On peut dire, à bien des égards, que Fabentech doit son existence aux épidémies. L’histoire de cette entreprise française qui met au point des traitements pour combattre des virus mortels et des biotoxines a commencé à la suite de deux terribles épidémies, Ebola et la grippe aviaire, également connue sous le nom de « influenza aviaire hautement pathogène » ou IAHP.
Bertrand Lépine, ancien vice-président de Sanofi Pasteur, a fondé Fabentech en 2009, avec l’idée d’affiner une technologie sous licence Sanofi Pasteur en vue de concevoir des traitements à base d’anticorps polyclonaux qui neutraliseraient les toxines et virus létaux mieux que les thérapies existantes, telles que les thérapies monoclonales. Sanofi Pasteur avait déjà exploité cette technologie pour mettre au point des traitements à base d’anticorps polyclonaux empêchant le venin de serpent et de scorpion de pénétrer dans les cellules humaines. Bernard Lépine pensait que la même approche pourrait être suivie pour les maladies mortelles.
En 2012, l’entreprise a mené des essais cliniques pour un traitement contre la grippe aviaire et, en 2015, elle a collaboré avec l’Organisation mondiale de la santé et l’Agence européenne des médicaments sur des traitements contre Ebola. En 2017, elle a noué un partenariat avec l’armée française pour mettre au point un antidote contre une biotoxine particulièrement létale provenant de plantes.
Alors que tous les traitements étaient prometteurs, aucun n’a pu être commercialisé sur une grande échelle. Avant la pandémie, l’Europe ne cherchait pas activement à contrer les menaces potentielles que représentent les attaques biologiques ou les nouvelles formes de maladies infectieuses. Les États-Unis, au contraire, finançaient déjà après le 11 septembre 2001 des startups biotechnologiques qui mettaient au point des traitements pour parer à ces menaces.
« Il n’y avait alors tout simplement pas de culture de préparation face aux menaces biologiques en Europe », déclare Sébastien Iva, directeur général de Fabentech.

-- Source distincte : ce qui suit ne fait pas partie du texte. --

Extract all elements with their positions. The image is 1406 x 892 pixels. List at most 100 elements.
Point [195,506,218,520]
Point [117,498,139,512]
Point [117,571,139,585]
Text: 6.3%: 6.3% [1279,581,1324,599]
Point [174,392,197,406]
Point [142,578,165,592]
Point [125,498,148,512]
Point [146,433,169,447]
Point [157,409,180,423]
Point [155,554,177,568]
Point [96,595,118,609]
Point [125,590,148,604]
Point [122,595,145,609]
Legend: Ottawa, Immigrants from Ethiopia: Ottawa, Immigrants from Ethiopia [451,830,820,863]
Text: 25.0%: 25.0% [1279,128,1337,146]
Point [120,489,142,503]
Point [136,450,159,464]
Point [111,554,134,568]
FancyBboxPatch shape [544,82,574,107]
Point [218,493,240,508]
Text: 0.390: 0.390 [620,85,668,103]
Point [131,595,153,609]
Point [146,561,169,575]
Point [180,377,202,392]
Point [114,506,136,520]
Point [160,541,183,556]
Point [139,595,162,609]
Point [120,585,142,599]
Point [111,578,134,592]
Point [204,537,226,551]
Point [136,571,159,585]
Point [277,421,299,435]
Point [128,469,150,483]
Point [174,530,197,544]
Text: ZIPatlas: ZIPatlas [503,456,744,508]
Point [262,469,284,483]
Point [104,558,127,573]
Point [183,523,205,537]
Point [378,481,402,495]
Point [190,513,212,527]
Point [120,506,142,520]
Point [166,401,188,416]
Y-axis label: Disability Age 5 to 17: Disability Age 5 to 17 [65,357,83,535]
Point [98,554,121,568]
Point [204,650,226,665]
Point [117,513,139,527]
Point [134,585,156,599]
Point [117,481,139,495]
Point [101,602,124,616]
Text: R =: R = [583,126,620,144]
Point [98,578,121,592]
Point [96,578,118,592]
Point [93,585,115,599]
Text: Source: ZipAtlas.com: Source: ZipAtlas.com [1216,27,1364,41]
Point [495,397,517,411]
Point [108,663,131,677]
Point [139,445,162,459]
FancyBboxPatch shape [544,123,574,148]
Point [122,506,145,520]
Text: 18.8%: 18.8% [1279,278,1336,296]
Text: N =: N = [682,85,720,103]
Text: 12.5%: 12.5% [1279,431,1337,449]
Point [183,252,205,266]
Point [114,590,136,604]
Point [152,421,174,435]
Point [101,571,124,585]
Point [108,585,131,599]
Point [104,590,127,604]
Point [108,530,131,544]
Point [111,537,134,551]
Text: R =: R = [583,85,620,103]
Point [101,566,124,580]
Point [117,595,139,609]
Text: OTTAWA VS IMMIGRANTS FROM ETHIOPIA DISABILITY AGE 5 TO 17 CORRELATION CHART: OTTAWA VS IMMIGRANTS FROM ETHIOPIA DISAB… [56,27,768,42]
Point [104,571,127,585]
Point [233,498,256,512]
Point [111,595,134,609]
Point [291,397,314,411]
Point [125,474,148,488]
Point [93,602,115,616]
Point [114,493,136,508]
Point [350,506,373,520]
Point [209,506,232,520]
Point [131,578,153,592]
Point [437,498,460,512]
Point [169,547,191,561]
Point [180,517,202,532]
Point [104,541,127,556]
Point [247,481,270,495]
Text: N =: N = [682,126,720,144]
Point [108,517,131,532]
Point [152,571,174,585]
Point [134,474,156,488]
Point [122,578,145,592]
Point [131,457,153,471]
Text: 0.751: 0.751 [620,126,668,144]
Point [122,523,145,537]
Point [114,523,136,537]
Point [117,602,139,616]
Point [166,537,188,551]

Puis la pandémie de COVID-19 a frappé.
« Il s’est produit un changement de paradigme, car tous les pays de l’UE, ainsi que les institutions européennes, ont commencé à se préparer à ce type de menaces », explique Sébastien Iva, qui a rejoint Fabentech en 2020, au moment même où la pandémie s’est déclarée. « On a commencé à allouer des budgets à la lutte contre ces menaces. »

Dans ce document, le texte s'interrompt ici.